A recent study suggested that rounding to a finite number of values was the norm for recently published papers in the field of behavioural ecology at least [3]. That study found that rounding to 4, 8 and 12 possible values was by no means uncommon, and so the rounding to either 360 or 36 values used here can be considered conservative. The problems with inflation of the type I error rate in the traditional version of the test increase as the number of possible values for data points decreases. Furthermore, the type I error rapidly increases with sample size, leading to situations where users of the traditional test might be very confident about the validity of the test outcome, due to large sample sizes, but they might be deceived by the unusual way the type I error of this test behaves.
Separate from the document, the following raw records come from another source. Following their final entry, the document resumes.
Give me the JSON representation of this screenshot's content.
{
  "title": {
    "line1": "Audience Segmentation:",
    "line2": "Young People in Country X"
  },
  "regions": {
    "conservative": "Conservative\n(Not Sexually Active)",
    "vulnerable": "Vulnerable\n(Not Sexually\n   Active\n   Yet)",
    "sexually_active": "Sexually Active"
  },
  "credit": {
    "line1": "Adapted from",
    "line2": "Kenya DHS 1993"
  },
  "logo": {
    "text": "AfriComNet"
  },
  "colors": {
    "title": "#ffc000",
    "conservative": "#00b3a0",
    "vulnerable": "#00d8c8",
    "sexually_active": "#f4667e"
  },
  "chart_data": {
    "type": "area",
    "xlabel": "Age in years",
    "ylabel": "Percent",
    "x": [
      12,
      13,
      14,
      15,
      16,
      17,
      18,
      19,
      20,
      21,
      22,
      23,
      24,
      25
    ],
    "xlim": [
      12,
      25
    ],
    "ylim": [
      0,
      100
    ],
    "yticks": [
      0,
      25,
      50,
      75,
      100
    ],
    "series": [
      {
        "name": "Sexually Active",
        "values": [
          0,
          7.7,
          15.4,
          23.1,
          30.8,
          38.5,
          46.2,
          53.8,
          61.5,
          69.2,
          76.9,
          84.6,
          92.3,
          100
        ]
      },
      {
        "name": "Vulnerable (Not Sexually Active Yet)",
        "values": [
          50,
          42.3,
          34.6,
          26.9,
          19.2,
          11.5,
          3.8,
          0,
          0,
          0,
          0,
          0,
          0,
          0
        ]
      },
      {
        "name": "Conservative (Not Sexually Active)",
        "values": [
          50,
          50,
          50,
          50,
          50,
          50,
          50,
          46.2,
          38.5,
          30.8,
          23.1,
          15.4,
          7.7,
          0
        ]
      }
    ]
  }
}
In many cases, in particular when studying animal behaviour, it is almost impossible to measure angles (with confidence) more precisely than to the next five or ten degrees. Using the traditional Rao test in these cases would mean high risk for false positive findings. Our simulation-based approach corrects for the described issues with the traditional method, while the power remains similar.

However, our simulation results are by no means exhaustive. The robustness of our results could be expanded in several ways: nominal type I error rates other than 5% could be explored, and/or a wider range of sample sizes and levels of rounding for individual data points (e.g. to five degrees). Further, the statistical power of our new method could be explored for a broader range of shapes of deviation from uniformity. Finally, the sensitivity of our method to selection of the size of the perturbations added to data-points could be explored. However, our own preliminary explorations (not shown) give us no reason to expect that the results presented here are unrepresentative. We hope that our simulations provide the basis of further development of circular statistical methods and spark comprehensive evaluation of different methods. False positive results are a large concern in life sciences; our provided functions therefore might help to avoid some unintentional statistical mistakes, when dealing with circular data.

Conclusion

Here we highlight a critical hitherto overlooked limitation of Rao’s spacing test for departure from circular uniformity. If data is grouped (for example because of finite precision of measurement) then this causes inflation of type I error rates, i.e. the test is detecting the non-uniformity of rounding the data. Such rounding is very common throughout practical science. We show that this inflation of type I error rate can be very substantial even for moderate rounding (to the nearest degree or 10 degrees), and that the problem is exacerbated by large sample sizes. We advocate evaluation by simulation, comparing the sample to a test set of similar samples drawn from a uniform distribution. We demonstrate that this avoids type I error problems and maintains power. We provide R functions to perform this test by simulation in the two cases where sample values can be considered continuous or where the data is grouped into a specified number of equal divisions around the circle (Additional file 2). The widespread adoption of these methods would greatly improve the applicability and reliability of Rao’s spacing test to a fundamental hypothesis testing situation for circular data.